The right of contribution, though often enforced among joint sureties, is by no means limited to them. It exists as well in the case of joint, or joint and several, debtors who are principals and not sureties (Chandler v. Brainard, 14 Pick. 285; Packard v. Nye, 2 Met. 47; Ray v. Powers, 134 Mass. 22; Hill v. Fuller, 188 Mass. 195; Ratte v. Ratte, 260 Mass. 165; Odiorne v. Moulton, 64 N. H. 211; Licht v. Klipp, 213 Iowa, 1071; Lorimer v. Julius Knack Coal Co. 246 Mich. 214; 64 Am. L. R. 210), if their obligations are equal in kind and degree. Stone v. Fenno, 6 Allen, 579. It arises when, and not before, one debtor pays the common debt. Thayer v. Daniels, 110 Mass. 345. Spelman v. Talbot, 123 Mass. 489. Ratte v. Ratte, 260 Mass. 165, 167. Waters v. Waters, 110 Conn. 342. It may be modified by contract (Blake v. Cole, 22 Pick. 97; Mansfield v. Edwards, 136 Mass. 15; Tait v. Downey, 267 Mass. 422, 430; 64 Am. L. R. 213, 221; 65 Am. L. R. 822), but it is based, not on contract, but on the *452general principle of justice that persons assuming a common burden shall bear it equally. Dering v. Earl of Winchelsea, 1 Cox Ch. 318. Putnam v. Misochi, 189 Mass. 421. Ratte v. Ratte, 260 Mass. 165, 168. Cass v. Stearns, 66 N. H. 301. It extends to cases where no really contractual obligation to contribute could be implied. Warner v. Morrison, 3 Allen, 566. McBride v. Potter-Lovell Co. 169 Mass. 7. Ratte v. Ratte, 260 Mass. 165. Asylum of St. Vincent de Paul v. McGuire, 239 N. Y. 375; 38 Am. L. R. 1214. It is true that contribution may be enforced in an action of contract (Batchelder v. Fiske, 17 Mass. 464; Warner v. Morrison, 3 Allen, 566; Griffin v. Kelleher, 132 Mass. 82; Weeks v. Parsons, 176 Mass. 570, 576), but in many instances the contract is implied by legal fiction rather than found by rational inference. Barry v. Ransom, 12 N. Y. 462, 466. A bill in equity often affords more complete remedies. Cary v. Holmes, 16 Gray, 127. New England Trust Co. v. New York Belting & Packing Co. 166 Mass. 42, 47. Durfee v. Kelly, 228 Mass. 571. Tait v. Downey, 267 Mass. 422, 430. Wolmershausen v. Gullick, [1893] 2 Ch. 514.
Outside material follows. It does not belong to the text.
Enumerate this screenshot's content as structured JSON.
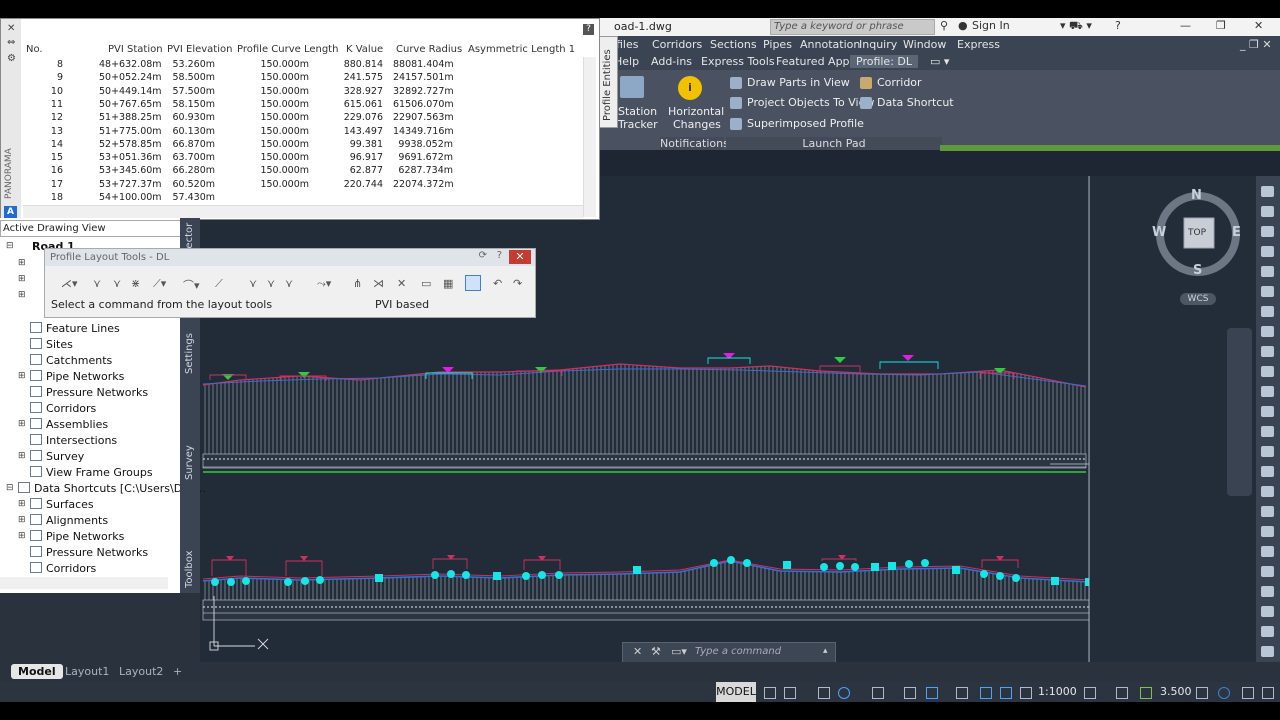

In the present case, since the debt was a valid common burden in its origin (Connor v. Craig, 226 Mass. 255, 257, 258), the fact that one debtor has acquired a personal defence by the running of the statute of limitations against an action by the creditor, does not absolve him from his duty to contribute which arises upon the payment of the debt by the other debtor who has no such defence. Wood v. Leland, 1 Met. 387, 388. Goldthwait v. Day, 149 Mass. 185, 188. Boardman v. Paige, 11 N. H. 431. Young v. Burnett, 81 N. H. 163. Hard v. Mingle, 141 App. Div. (N. Y.) 170, affirmed 206 N. Y. 179. Frew v. Scoular, 101 Neb. 131; L. R. A. 1917 F, 1065. See also Thayer v. Daniels, 110 Mass. 345; Seabury v. Sibley, 183 Mass. 105, 107. There is nothing inconsistent with this in Spelman v. Talbot, 123 Mass. 489.

Order of judgment for the plaintiff affirmed.